Mild cognitive impairment (MCI) can be a devastating diagnosis due to the possibility of progression to dementia. It often results in grim consequences. But it’s one the patient needs to be told by the health practitioner. In our liberal political society, practitioners have a duty to disclose significant information, such as this, to the patient whether they perceive it as helpful or not. And, this is my preferred approach.
The difficulty, though, in dealing with a diagnosis of MCI, are all the unknowns. First, it’s unknown whether the patient will actually develop dementia. Second, if the patient does develop dementia, it’s unknown how the disease will progress. Among persons with dementia, no two of them experience the same journey. Lifestyle, health status, genes, and environment all determine the length of that journey. The patient and family trust in me to be truthful. That’s the nature of the practitioner-patient relationship. But, most importantly, the patient has the right to know the diagnosis no matter how uncertain it may be or how painful it may be to hear.
Yet, there is so much information to be given, and I must be aware of the amount of information the patient and family can absorb at one time. While I have an obligation to provide information, the American Medical Association recommends that I can delay the rest “to a later, more suitable time…and done according to a definite plan, so that disclosure is not permanently delayed”. That’s when I need to make sure that what the patient heard is what I actually said, that we have a shared understanding of dementia, its probable consequences, and the interventions that can help slow its progress.
Givinga dementia diagnosis has become commonplace for me. However, according to the Alzheimer’s Association, this is not standard practice among practitioners. According to one study, fewer than 50% of patients with dementia are actually given the diagnosis. This bumps up against the fact that 90% of individuals said if they were showing signs of cognitive decline or memory loss, they would want to know if the cause was Alzheimer’s. Why then is a dementia diagnosis not communicated to the patient?
The reasons for non-disclosure by practitioners vary, but they include 1) feeling they have nothing to offer the patient in the way of help, 2) fear of negative consequences such as harm, loss of self-esteem, or depression, 3) lack of certainty as to whether or not the patient wants to be told, 4) misdiagnosis due to lack of proper training in dementia evaluation, and 5) assumption that cognitive loss is part of normal aging.
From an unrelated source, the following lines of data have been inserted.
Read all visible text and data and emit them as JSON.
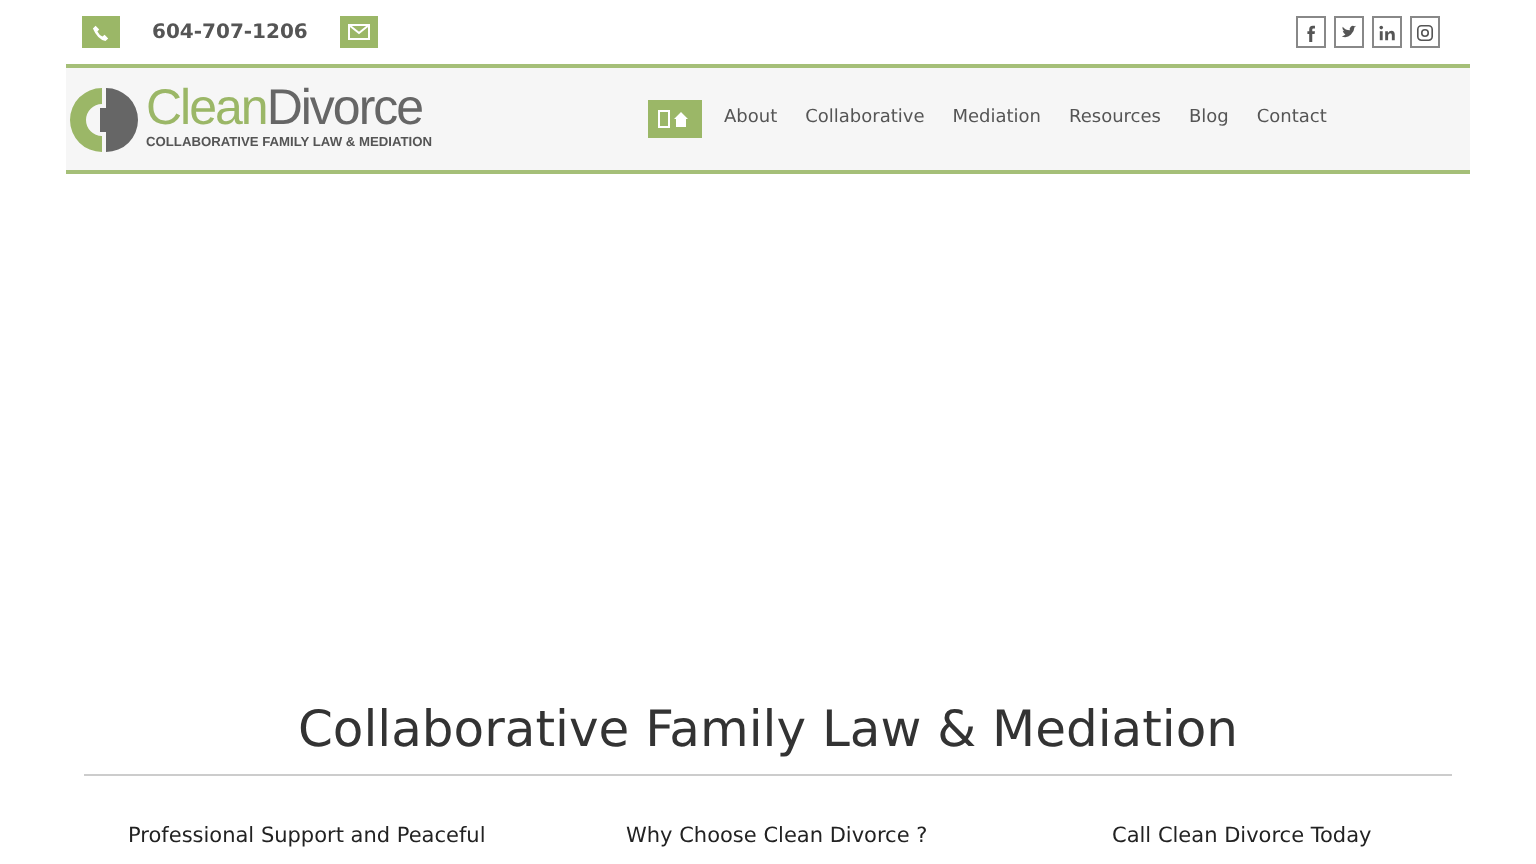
{
  "topbar": {
    "phone": "604-707-1206"
  },
  "logo": {
    "brand_part1": "Clean",
    "brand_part2": "Divorce",
    "tagline": "COLLABORATIVE FAMILY LAW & MEDIATION"
  },
  "nav": [
    {
      "kind": "home",
      "selected": true
    },
    {
      "label": "About",
      "selected": false
    },
    {
      "label": "Collaborative",
      "selected": false
    },
    {
      "label": "Mediation",
      "selected": false
    },
    {
      "label": "Resources",
      "selected": false
    },
    {
      "label": "Blog",
      "selected": false
    },
    {
      "label": "Contact",
      "selected": false
    }
  ],
  "social": [
    {
      "kind": "facebook"
    },
    {
      "kind": "twitter"
    },
    {
      "kind": "linkedin"
    },
    {
      "kind": "instagram"
    }
  ],
  "heading": "Collaborative Family Law & Mediation",
  "columns": [
    "Professional Support and Peaceful",
    "Why Choose Clean Divorce ?",
    "Call Clean Divorce Today"
  ]
}
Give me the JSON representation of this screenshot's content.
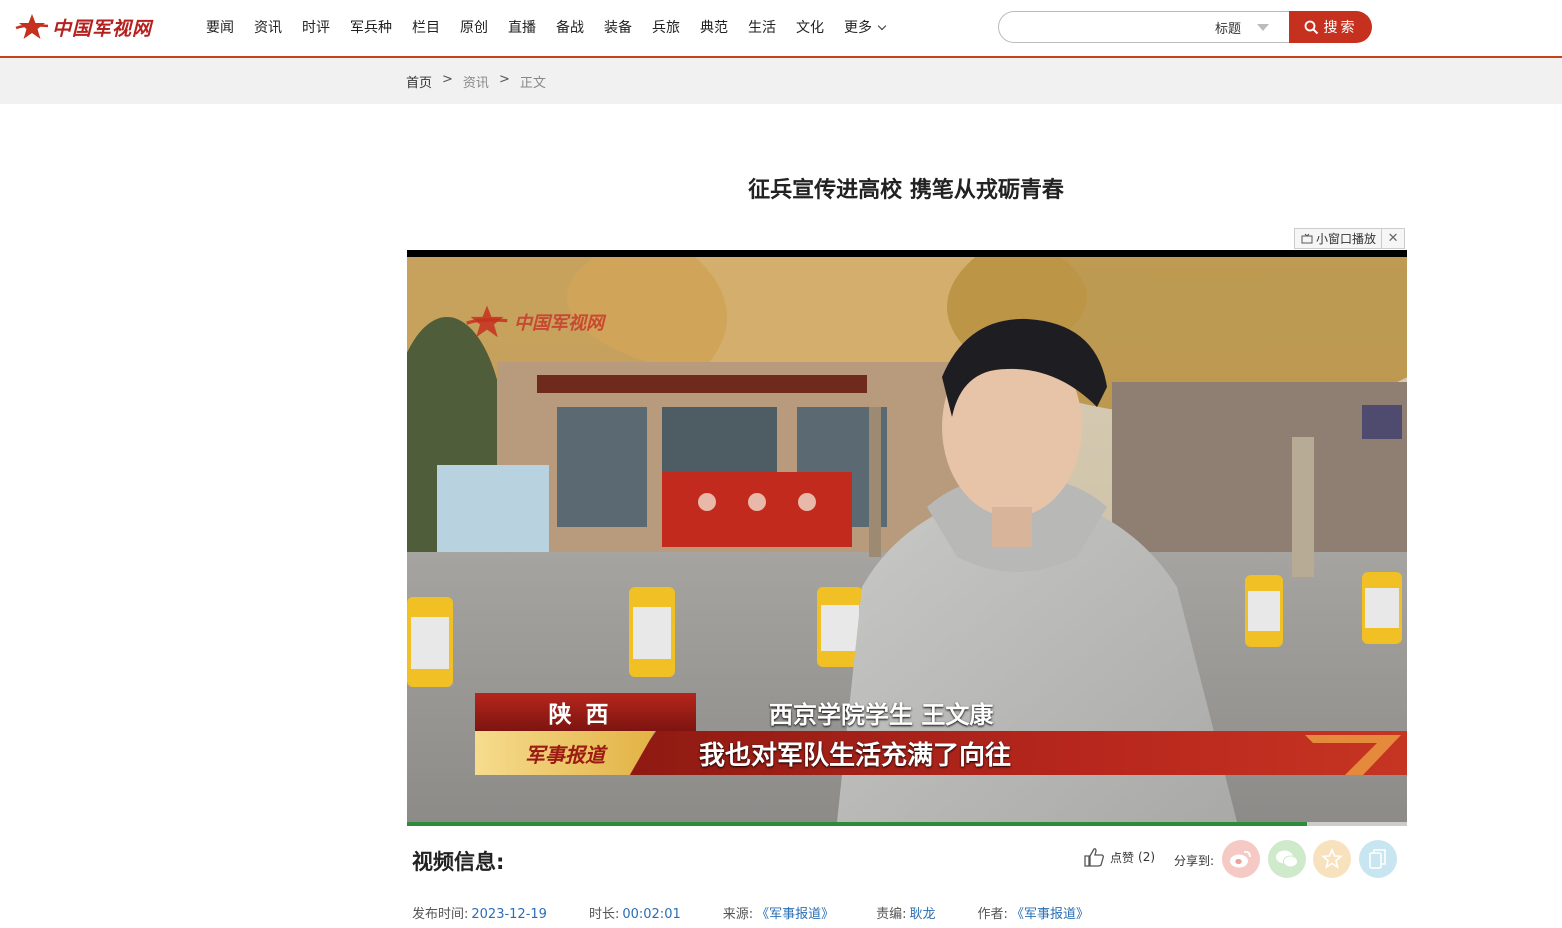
{
  "header": {
    "logo_text": "中国军视网",
    "nav": [
      "要闻",
      "资讯",
      "时评",
      "军兵种",
      "栏目",
      "原创",
      "直播",
      "备战",
      "装备",
      "兵旅",
      "典范",
      "生活",
      "文化"
    ],
    "more_label": "更多",
    "search": {
      "placeholder": "",
      "scope": "标题",
      "button_label": "搜索"
    }
  },
  "breadcrumb": {
    "home": "首页",
    "section": "资讯",
    "current": "正文",
    "separator": ">"
  },
  "article": {
    "title": "征兵宣传进高校 携笔从戎砺青春"
  },
  "player": {
    "mini_label": "小窗口播放",
    "close_glyph": "✕",
    "watermark": "中国军视网",
    "progress_fraction": 0.9,
    "lower_third": {
      "region": "陕西",
      "speaker": "西京学院学生 王文康",
      "program": "军事报道",
      "quote": "我也对军队生活充满了向往"
    }
  },
  "video_info": {
    "heading": "视频信息:",
    "like_label": "点赞",
    "like_count": "(2)",
    "share_label": "分享到:",
    "share_icons": [
      "weibo-icon",
      "wechat-icon",
      "qzone-icon",
      "copy-link-icon"
    ],
    "meta": [
      {
        "label": "发布时间:",
        "value": "2023-12-19"
      },
      {
        "label": "时长:",
        "value": "00:02:01"
      },
      {
        "label": "来源:",
        "value": "《军事报道》"
      },
      {
        "label": "责编:",
        "value": "耿龙"
      },
      {
        "label": "作者:",
        "value": "《军事报道》"
      }
    ]
  },
  "colors": {
    "brand_red": "#c6301f",
    "link_blue": "#2a6fb5",
    "progress_green": "#2e8b3c"
  }
}
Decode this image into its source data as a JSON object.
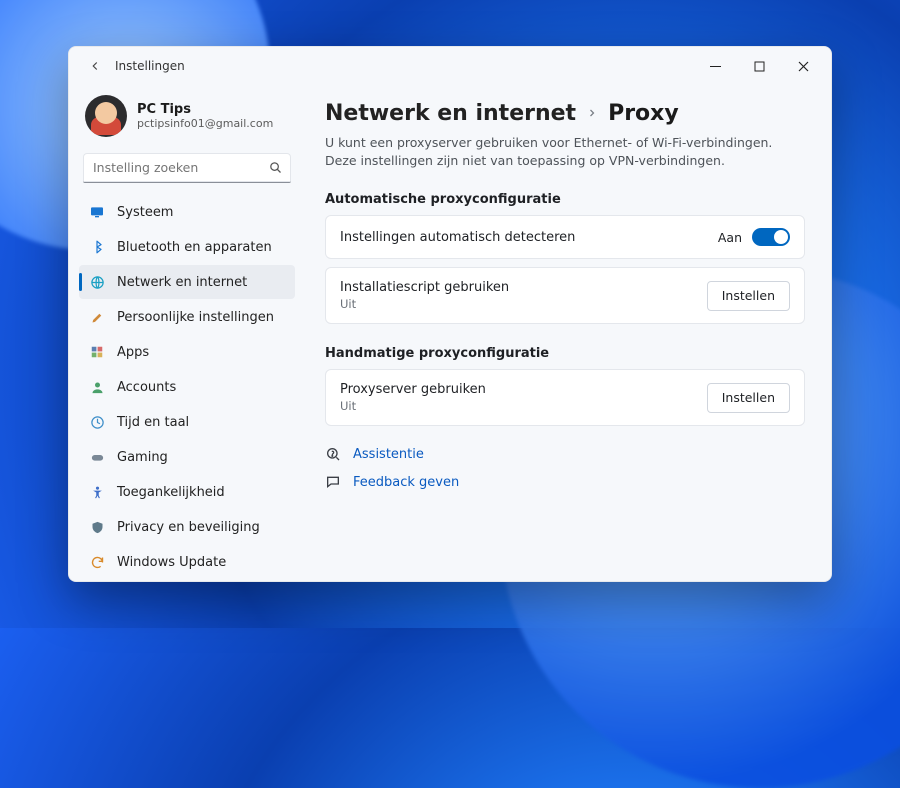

Additionally, a systematic review by Bamford et al revealed that disclosure of a dementia diagnosis was described by practitioners as one of the toughest aspects of providing dementia care. The study noted that giving such a diagnosis required more time and effort from practitioners than disclosing other diagnoses. Most unfortunately, disclosure of a dementia diagnosis was less likely than giving a diagnosis of cancer or psychiatric illness.
Truthfully, there have been a few rare instances in which I relied on therapeutic privilege to guide my decision-making. These were situations where family members told us in advance that they knew the patient would become depressed if he/she heard the word “dementia” or “Alzheimer’s”. In these situations, there was a high risk of precipitating depression and possibly social isolation. By withholding that piece of information, I must have confidence that the advantage of doing so outweighs the disadvantage. To me, in these complex circumstances, I am put in a position to balance respect for the patient by giving them the diagnosis, while avoiding unnecessary harms to a patient by imparting some degree of psychological distress. (Richard, et al., 2010). https://jme.bmj.com/content/36/6/353
Ironically though, while a practitioner’s intent in withholding information may be to keep a patient from being harmed, it can have the opposite effect. When, for example, I haven’t given my patient the dementia diagnosis, I could be robbing the patient of current interventions and strategies that could slow dementia progression: participation in clinical trials; short term and long term goal planning, current medications that can improve attention and concentration; and building a support system. And, since this patient has enough insight to recognize her memory loss, I may also robbing her of the sense of relief she might feel in finally knowing the cause of her cognitive change.